7. As doutrinas espíritas e teosóficas têm impropriedade desde o ponto de vista dhármico, pois suas descrições se inserem em outro “framework” e têm lastros próprios da mentalidade ocidental como o denunciado “moralismo” ou  o “evolucionismo”; em alguns casos até são francamente positivistas como no caso dos espíritas, além de não enfatizarem a libertação como fim último do homem e não admitirem que homens e devas possam involuir. Contudo, é preciso dizer que as doutrinas espíritas e teosóficas, se têm essas impropriedades, estão, (ao menos) formalmente, mais próximas das doutrinas dhármicas do que, por exemplo, as doutrinas do pecado original, queda ou salvação, que são conciliáveis só por meios de ocultismo, simbolismos e intérpretes não validados.

8. As tradições espirituais que não ensinam a reencarnação não têm condições de ensinar o samsâra, nem as causas do samsâra, nem os meios de eliminar essas causas, nem a libertação. Portanto, sua doutrina não é dhármica. São doutrinas incorretas e seus benefícios, se ocorrem, se dão indiretamente, não pelo ensinamento mesmo.

9. Somente com apelo à insanidade é possível negar o extenso tratamento do tema nos shastras. O único ponto em que alguns mestres e rishis negam a coisa é quando usam, desde o ponto de vista do advaita-vedânta, o chamado modo discursivo “paramarthika” (de objetividade suprema). Isso diz respeito à unidade entre Paramâtman e jivâtman, que, uma vez aceita, invalida a independência do jivâtman, e, por conseguinte, sua autonomia metafísica.

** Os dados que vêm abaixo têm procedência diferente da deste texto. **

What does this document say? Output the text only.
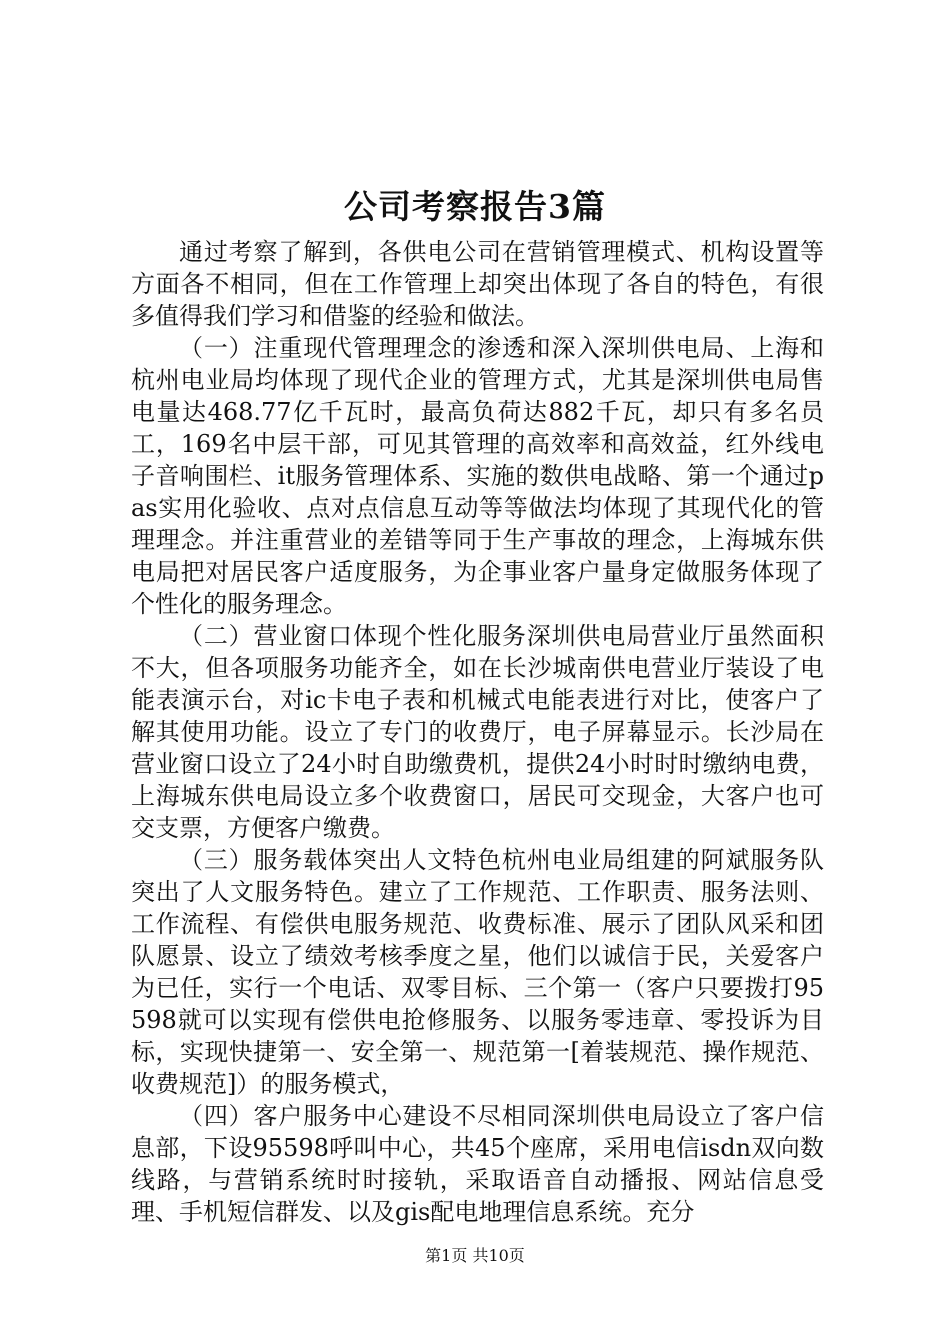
公司考察报告3篇

通过考察了解到，各供电公司在营销管理模式、机构设置等方面各不相同，但在工作管理上却突出体现了各自的特色，有很多值得我们学习和借鉴的经验和做法。

（一）注重现代管理理念的渗透和深入深圳供电局、上海和杭州电业局均体现了现代企业的管理方式，尤其是深圳供电局售电量达468.77亿千瓦时，最高负荷达882千瓦，却只有多名员工，169名中层干部，可见其管理的高效率和高效益，红外线电子音响围栏、it服务管理体系、实施的数供电战略、第一个通过pas实用化验收、点对点信息互动等等做法均体现了其现代化的管理理念。并注重营业的差错等同于生产事故的理念，上海城东供电局把对居民客户适度服务，为企事业客户量身定做服务体现了个性化的服务理念。

（二）营业窗口体现个性化服务深圳供电局营业厅虽然面积不大，但各项服务功能齐全，如在长沙城南供电营业厅装设了电能表演示台，对ic卡电子表和机械式电能表进行对比，使客户了解其使用功能。设立了专门的收费厅，电子屏幕显示。长沙局在营业窗口设立了24小时自助缴费机，提供24小时时时缴纳电费，上海城东供电局设立多个收费窗口，居民可交现金，大客户也可交支票，方便客户缴费。

（三）服务载体突出人文特色杭州电业局组建的阿斌服务队突出了人文服务特色。建立了工作规范、工作职责、服务法则、工作流程、有偿供电服务规范、收费标准、展示了团队风采和团队愿景、设立了绩效考核季度之星，他们以诚信于民，关爱客户为已任，实行一个电话、双零目标、三个第一（客户只要拨打95598就可以实现有偿供电抢修服务、以服务零违章、零投诉为目标，实现快捷第一、安全第一、规范第一[着装规范、操作规范、收费规范]）的服务模式，

（四）客户服务中心建设不尽相同深圳供电局设立了客户信息部，下设95598呼叫中心，共45个座席，采用电信isdn双向数线路，与营销系统时时接轨，采取语音自动播报、网站信息受理、手机短信群发、以及gis配电地理信息系统。充分

第1页 共10页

Assim, continuar dizendo que o tema não existe, não é tratado, é tratado de forma periférica, ou é tratado de forma meramente “exotérica” é desonestidade para com os rishis e sábios védicos. Eu não defendo qualquer modalidade de opinião conciliadora desse tipo.

Acho que agora sim o tema está concluído com clareza e de forma definitiva.